Saudi Arabia thought it could sustain depressed oil prices around $50 (and maintain market share) for quite a while, but perhaps NOT this long. Around $75/barrel is regarded as their national finance break-even point.
Plan “A” was to spend their way out of an oil price drop using an arsenal of its financial assets as well as other stimulative measures. $500B of foreign currency reserves, however, are dwindling quite rapidly as oil prices continue to languish. Saudi Arabia has clearly underestimated the ability of US shale producers and even Canadian oil sands producers to push their supply to the market while also cutting costs.
So, Saudi Arabia is moving to Plan “B”…Privatization.
To shore up their economy in the wake of stagnating oil prices, the kingdom is putting practically everything up for sale:
Saudi Arabia is lining up a privatisation of state assets that dwarfs the Thatcher “revolution” of the 1980s, and rivals the 1990s dissolution of Soviet assets in scale and significance.
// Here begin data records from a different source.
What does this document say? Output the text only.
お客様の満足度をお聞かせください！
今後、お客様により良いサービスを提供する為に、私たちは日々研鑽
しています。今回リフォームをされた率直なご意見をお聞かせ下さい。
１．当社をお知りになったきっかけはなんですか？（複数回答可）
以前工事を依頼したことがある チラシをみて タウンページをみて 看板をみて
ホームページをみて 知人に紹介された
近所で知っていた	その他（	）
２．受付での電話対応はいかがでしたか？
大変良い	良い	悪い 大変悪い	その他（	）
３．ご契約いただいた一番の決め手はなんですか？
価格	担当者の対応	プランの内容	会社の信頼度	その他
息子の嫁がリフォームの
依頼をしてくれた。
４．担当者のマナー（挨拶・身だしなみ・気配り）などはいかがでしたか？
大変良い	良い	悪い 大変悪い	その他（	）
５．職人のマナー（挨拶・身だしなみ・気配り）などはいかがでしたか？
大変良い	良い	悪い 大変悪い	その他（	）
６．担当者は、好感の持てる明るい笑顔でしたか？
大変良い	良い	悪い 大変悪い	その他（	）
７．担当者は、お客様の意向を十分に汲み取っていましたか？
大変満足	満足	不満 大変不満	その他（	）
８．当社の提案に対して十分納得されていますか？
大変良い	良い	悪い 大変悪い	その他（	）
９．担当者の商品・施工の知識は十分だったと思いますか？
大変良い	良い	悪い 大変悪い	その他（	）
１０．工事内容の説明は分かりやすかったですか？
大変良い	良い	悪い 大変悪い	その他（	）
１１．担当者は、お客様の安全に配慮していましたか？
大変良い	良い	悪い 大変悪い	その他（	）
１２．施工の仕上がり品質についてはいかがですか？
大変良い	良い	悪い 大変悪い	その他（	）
It has hung a “for sale” sign on virtually every sector of Saudi economic life: oil, electricity, water, transport, retail, schools and healthcare. Even the kingdom’s football clubs are due to be auctioned off.
The sell-off programme is the central part of the economic transformation plan envisaged under the Vision 2030 strategy. With oil stuck around the $50 mark, Saudi budgets are creaking and deficits are widening. Around $75 is regarded as the break-even point for the national finances.
But in 13 years, if all goes to plan, the kingdom will be financially stable, with a more dynamic economy and society, less reliance on oil and government spending, and with a thriving private sector that releases the pent-up entrepreneurial spirit of Saudi men and (whisper it in the kingdom) Saudi women (Kane, 2017).
This is a MAJOR IF though…
I have said that Mohammed bin Salman, Saudi’s young crown prince, is bound to cause problems to Saudi Arabia’s stability. To begin with, his legitimacy is very questionable, and has created a lot of blood enemies. His track record with Yemen, Syria, the economy and public finance, the attempt to sever Qatar, etc. were all disastrous. He is also naive and opened up Saudi Arabia too widely to the wrong elements of Western capital. On top of it all, he is double-timing the US with all sorts of strategic deals without consultation, notably buying advanced weapons from and selling oil to China.
After the big money is made by the bankers and oligarchs, his demise will be on the agenda.